Alors qu’une grande partie du monde célébrait la Journée mondiale de l’environnement en appelant à la protection de la planète et au développement durable, les autorités de Gaza ont alerté sur l’effondrement imminent des systèmes d’eau et d’assainissement dans l’enclave, sous l’effet de la guerre et du blocus imposés par Israël. Selon les responsables locaux, les restrictions touchant le carburant, les matériaux de réparation, les équipements et les fournitures techniques ont conduit les infrastructures essentielles au bord de la paralysie, exposant plus de deux millions de Palestiniens à des risques sanitaires et environnementaux grandissants.

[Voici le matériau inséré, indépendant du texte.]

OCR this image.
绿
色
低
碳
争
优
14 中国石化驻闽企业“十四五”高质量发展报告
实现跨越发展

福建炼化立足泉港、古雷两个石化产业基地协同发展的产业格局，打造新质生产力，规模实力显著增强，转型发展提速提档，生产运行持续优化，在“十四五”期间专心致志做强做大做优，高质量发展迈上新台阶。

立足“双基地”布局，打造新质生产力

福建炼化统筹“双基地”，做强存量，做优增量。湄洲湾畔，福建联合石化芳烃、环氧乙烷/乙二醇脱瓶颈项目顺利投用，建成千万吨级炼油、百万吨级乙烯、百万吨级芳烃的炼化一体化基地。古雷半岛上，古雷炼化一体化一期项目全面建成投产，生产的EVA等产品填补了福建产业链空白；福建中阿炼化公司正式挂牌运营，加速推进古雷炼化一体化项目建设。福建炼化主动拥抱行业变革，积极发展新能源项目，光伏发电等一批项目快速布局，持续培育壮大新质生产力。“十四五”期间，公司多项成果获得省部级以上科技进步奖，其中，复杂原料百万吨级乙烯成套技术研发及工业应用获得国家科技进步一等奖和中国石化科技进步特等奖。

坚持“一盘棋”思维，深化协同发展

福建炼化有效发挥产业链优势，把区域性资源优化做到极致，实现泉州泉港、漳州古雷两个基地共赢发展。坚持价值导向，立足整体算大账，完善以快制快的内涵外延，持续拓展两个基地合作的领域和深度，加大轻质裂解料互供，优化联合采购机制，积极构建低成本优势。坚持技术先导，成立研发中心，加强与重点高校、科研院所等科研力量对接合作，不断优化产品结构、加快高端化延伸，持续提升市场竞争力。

Les services municipaux à travers la bande de Gaza peinent à maintenir en fonctionnement les usines de dessalement, les puits d’eau et les stations de pompage des eaux usées, alors que les réserves de carburant s’épuisent rapidement. Des ingénieurs et responsables locaux expliquent que le territoire a besoin de dizaines de milliers de mètres cubes d’eau potable chaque jour pour répondre aux besoins domestiques et médicaux les plus élémentaires, notamment durant les mois d’été où les températures augmentent fortement. Faute de pièces de rechange et d’équipements de maintenance, de nombreuses installations endommagées par la guerre ne sont plus en mesure de fonctionner normalement, faisant craindre des pénuries d’eau généralisées et une aggravation de la contamination.
Les inquiétudes se multiplient également concernant l’accumulation des eaux usées dans les quartiers densément peuplés et les camps de réfugiés. Les autorités de la ville de Gaza ont averti que la lagune de Sheikh Radwan reçoit chaque jour d’importantes quantités d’eaux non traitées en raison des défaillances répétées des stations de pompage voisines. Les habitants vivant à proximité sont exposés à un risque croissant d’épidémies, à une dégradation de leur environnement et à des conditions de vie de plus en plus difficiles à mesure que le niveau des eaux usées augmente.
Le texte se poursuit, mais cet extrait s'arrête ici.